I quite simply do not know what I want, not that any of us do. I love the culture and the excitement of D.C., but it's the small places where I feel most comfortable (And that goes beyond knowing I don't have to clutch my purse when walking through N.C. towns). I love cooking, but it's an activity I want to share with those closest to me, not a career opportunity. I love writing, but there's that nagging voice telling me I cannot ever do it on my terms.

Thus, I am questioning everything. My major, my study abroad choice, my decision to be in college, even my friendships. It's so hard to do, yet infinitely easier than losing any more time on what I don't want. At least I know that.

So goodbye yellow brick road
Where the dogs of society howl
You can't plant me in your penthouse
I'm going back to my plough

Back to the howling old owl in the woods
Hunting the horny back toad
Oh I've finally decided my future lies
Beyond the yellow brick road

Metaphorically, of course. I haven't operated a plough in my entire life.

Sunday, July 5, 2009

Sigh of Contentment

Reasons to be happy:

1) I have half a chocolate buttermilk cake sitting upstairs (with chocolate hazelnut buttercream frosting). I'm calling it the "Death by Chocolate & Cholesterol" cake. Probably not the greatest name from a marketing point of view.

2) I saw The Jersey Boys, Aretha Franklin and Barry Manilow in concert for the 4th of July. And most importantly, many of the Sesame Street characters made an appearance. I knew their songs best of all.

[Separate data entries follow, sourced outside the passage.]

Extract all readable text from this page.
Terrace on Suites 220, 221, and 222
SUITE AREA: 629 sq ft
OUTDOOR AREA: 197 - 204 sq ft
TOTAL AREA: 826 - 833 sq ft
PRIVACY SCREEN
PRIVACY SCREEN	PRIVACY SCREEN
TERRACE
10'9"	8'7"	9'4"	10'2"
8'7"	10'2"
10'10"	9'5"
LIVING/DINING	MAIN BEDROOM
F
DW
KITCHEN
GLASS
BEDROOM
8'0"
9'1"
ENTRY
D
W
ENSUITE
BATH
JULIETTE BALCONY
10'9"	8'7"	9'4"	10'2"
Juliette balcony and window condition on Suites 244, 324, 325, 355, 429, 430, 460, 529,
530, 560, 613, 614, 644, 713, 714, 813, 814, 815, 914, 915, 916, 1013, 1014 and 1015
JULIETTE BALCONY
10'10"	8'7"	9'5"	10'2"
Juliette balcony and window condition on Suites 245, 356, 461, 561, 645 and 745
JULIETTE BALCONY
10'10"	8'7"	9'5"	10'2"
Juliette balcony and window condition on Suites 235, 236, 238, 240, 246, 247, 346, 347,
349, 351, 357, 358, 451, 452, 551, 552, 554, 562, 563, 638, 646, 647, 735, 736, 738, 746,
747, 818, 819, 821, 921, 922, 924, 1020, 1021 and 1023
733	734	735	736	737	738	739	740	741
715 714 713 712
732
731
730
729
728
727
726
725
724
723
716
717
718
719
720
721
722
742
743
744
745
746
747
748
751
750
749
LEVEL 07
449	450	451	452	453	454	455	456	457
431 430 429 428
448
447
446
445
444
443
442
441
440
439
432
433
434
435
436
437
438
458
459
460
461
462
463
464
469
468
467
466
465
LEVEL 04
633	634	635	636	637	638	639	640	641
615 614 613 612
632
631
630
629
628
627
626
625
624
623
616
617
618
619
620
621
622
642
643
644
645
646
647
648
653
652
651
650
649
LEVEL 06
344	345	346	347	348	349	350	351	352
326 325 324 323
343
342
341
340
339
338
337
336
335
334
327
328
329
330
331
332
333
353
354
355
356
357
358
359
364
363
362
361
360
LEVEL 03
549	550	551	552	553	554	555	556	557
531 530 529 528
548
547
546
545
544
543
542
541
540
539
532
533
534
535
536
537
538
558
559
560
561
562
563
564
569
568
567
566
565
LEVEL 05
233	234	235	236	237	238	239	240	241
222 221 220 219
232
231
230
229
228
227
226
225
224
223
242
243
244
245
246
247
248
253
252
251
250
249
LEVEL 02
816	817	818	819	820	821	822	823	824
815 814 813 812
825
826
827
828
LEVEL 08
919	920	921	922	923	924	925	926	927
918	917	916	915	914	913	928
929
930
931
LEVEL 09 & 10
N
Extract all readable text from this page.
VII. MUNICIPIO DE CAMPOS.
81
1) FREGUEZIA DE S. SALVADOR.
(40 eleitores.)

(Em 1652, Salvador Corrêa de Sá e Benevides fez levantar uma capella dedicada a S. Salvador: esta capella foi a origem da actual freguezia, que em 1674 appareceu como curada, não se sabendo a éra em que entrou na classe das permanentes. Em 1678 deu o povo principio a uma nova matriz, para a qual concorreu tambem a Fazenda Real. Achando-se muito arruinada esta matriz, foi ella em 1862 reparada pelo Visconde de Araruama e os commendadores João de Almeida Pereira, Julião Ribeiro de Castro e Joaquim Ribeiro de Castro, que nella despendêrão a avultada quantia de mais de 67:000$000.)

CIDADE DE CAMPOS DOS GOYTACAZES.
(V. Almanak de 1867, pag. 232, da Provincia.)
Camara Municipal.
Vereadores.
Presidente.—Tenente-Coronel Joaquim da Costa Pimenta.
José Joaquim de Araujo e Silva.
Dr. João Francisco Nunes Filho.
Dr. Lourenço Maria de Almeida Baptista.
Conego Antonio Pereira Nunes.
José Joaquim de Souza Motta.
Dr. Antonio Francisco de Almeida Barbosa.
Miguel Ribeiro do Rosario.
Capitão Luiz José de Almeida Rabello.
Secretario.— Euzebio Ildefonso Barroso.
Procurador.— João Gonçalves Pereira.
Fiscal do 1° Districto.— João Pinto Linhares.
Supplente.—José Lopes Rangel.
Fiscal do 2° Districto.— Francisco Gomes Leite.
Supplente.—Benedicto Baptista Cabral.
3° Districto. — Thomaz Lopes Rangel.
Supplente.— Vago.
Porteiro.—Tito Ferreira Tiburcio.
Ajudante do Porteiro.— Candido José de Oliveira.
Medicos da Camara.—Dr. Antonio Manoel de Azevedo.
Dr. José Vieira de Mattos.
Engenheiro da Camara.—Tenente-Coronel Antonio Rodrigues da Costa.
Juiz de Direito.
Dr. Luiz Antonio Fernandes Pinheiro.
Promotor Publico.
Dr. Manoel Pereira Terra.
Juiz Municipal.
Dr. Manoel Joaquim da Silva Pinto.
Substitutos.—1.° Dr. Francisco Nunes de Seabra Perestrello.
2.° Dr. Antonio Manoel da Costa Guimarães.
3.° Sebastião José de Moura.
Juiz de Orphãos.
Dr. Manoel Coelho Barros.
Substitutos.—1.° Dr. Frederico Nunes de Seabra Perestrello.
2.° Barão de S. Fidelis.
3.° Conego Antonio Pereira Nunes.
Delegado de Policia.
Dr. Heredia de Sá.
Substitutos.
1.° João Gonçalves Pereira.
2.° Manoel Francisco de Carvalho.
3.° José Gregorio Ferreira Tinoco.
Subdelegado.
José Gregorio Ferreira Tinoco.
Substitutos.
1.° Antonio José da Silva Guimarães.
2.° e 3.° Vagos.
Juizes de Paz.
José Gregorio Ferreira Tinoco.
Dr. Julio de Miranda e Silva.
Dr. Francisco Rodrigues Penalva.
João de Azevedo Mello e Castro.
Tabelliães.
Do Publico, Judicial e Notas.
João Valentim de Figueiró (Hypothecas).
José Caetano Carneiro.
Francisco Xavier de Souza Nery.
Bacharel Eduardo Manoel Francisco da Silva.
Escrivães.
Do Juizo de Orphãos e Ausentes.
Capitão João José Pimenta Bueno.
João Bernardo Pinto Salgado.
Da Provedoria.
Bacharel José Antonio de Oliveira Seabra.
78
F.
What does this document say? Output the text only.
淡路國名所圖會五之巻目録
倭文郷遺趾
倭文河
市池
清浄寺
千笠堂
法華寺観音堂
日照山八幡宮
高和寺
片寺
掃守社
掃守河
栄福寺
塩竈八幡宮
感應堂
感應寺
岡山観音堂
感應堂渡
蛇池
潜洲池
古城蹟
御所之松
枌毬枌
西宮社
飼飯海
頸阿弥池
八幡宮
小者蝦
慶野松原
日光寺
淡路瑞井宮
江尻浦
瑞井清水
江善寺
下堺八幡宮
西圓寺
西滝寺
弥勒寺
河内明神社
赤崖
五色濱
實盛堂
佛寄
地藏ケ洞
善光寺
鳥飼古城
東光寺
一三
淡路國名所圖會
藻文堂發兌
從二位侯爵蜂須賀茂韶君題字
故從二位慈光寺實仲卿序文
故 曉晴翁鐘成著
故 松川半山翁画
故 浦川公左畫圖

3) I saw every member of my family at some point or another this week. I'm not particularly homesick, but spending Friday with my dad in Annapolis and Georgetown made me epically happy. He's oh-so good to me.

4) I ate brunch with Katie today. She is most lovely to be around, especially when accompanied by French toast and Welsh rarebit.

5) My life practically revolves around food these days (clearly), which could be a reason to be depressed rather than happy. After all, cooking with so much butter isn't exactly the best way to avoid my genetic predisposition for high blood pressure. Then again, food brings people together, and I'd like to think I do a lot of that.

6) In further disregard of the selfishly-worded parallel structure I had going (I, I, I, I), the people here are amazing. Inspiring and motivating. And good with flattery. But really, I miss them already.

7) Seems like an appropriate number to end on, for some reason. I think you know this one. LEADERSHAPE REUNION THIS WEEKEND!